The dispute centres on AWE’s plan to replace the defined benefit pension scheme with a defined contribution alternative that is worse than the DC scheme currently available to staff. This proposal is contrary to the government’s “copper-bottomed guarantee” of a no less favourable scheme when the contract for running AWE was put out to tender.
“Despite the ballot result, we had hoped that action might be avoided by the company bringing forward an improved offer,” said Prospect negotiator Richard Tabbner.
No improved offer
“Taking strike action is always a course of last resort for Prospect. Unfortunately the employer is not prepared to improve its current derisory offer, so we have been left with little choice but to go ahead with the actions mandated by our members.”

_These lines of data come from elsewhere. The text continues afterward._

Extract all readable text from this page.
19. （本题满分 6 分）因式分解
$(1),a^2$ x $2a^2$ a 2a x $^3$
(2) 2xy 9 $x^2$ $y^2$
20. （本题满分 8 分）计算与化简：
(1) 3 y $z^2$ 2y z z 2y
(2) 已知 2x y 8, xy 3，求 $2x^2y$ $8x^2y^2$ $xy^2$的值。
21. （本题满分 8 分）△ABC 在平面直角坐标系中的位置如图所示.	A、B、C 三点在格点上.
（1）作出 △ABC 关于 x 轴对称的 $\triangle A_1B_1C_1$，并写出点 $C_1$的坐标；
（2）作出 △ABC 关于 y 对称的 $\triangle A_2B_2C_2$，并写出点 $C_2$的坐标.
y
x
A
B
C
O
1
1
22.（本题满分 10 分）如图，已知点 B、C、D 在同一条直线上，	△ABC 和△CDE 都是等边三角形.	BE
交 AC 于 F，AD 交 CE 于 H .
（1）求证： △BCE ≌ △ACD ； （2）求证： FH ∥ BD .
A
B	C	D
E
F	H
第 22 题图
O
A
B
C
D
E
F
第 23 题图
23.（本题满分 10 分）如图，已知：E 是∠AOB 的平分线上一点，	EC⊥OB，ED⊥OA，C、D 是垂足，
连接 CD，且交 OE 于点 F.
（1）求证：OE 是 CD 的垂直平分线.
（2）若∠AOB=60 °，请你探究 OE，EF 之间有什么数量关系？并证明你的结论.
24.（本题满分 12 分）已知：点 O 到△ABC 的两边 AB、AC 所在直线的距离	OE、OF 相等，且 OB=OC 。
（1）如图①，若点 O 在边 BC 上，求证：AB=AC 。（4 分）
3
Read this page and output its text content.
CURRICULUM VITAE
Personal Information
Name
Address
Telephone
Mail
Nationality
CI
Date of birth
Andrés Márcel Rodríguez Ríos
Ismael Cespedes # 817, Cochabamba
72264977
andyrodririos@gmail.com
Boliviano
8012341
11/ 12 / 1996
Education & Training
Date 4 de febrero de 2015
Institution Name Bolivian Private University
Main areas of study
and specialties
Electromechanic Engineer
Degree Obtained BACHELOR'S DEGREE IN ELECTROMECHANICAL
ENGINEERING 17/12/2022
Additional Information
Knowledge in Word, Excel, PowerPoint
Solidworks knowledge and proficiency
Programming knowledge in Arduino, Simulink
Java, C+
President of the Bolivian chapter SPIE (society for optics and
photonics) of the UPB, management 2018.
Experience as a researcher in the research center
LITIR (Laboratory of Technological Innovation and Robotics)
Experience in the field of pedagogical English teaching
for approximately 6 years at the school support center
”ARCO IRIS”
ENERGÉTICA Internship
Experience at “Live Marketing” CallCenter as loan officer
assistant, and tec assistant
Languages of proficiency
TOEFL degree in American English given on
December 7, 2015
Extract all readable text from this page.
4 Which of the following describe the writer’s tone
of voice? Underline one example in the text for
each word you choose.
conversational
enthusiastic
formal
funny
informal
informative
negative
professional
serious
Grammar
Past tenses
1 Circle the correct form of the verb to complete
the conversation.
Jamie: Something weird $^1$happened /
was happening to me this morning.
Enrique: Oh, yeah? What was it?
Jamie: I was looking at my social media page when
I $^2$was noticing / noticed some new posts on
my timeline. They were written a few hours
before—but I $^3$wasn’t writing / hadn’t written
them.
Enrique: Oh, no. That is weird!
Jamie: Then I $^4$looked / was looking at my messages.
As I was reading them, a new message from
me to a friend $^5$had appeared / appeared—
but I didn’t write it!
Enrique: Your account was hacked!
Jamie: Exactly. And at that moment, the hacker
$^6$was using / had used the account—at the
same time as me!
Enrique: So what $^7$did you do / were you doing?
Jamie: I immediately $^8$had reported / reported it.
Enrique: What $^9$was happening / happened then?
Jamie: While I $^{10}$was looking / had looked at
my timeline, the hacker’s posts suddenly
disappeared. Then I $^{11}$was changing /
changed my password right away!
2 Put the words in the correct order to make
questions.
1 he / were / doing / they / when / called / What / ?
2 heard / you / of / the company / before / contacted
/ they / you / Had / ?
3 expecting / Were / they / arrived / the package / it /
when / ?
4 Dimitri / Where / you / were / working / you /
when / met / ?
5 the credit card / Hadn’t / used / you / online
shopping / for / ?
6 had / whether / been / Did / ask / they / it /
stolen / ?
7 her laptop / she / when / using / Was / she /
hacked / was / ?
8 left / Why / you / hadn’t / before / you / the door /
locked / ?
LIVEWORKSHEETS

Both days of action will be coordinated with Unite members in AWE: November 14 will see a 24-hour strike beginning at 00:01am; this will be followed by action short of a strike on November 15.
Tabbner added: “Safety is always our paramount concern and it is important to emphasise that we will meet with the employer to ensure that minimum safety levels are maintained.”
Some 87% of members who took part in the ballot voted in favour of strike action, with 94% backing action short of a strike. Turnout was 68%.
Prospect is the main trade union representing employees at AWE, which makes the UK’s nuclear deterrent. It has consistently called for defence ministers to intervene, arguing that they have a shared responsibility given that the MoD owns AWE’s facilities, is AWE’s only customer and has direct involvement in the governance of pensions.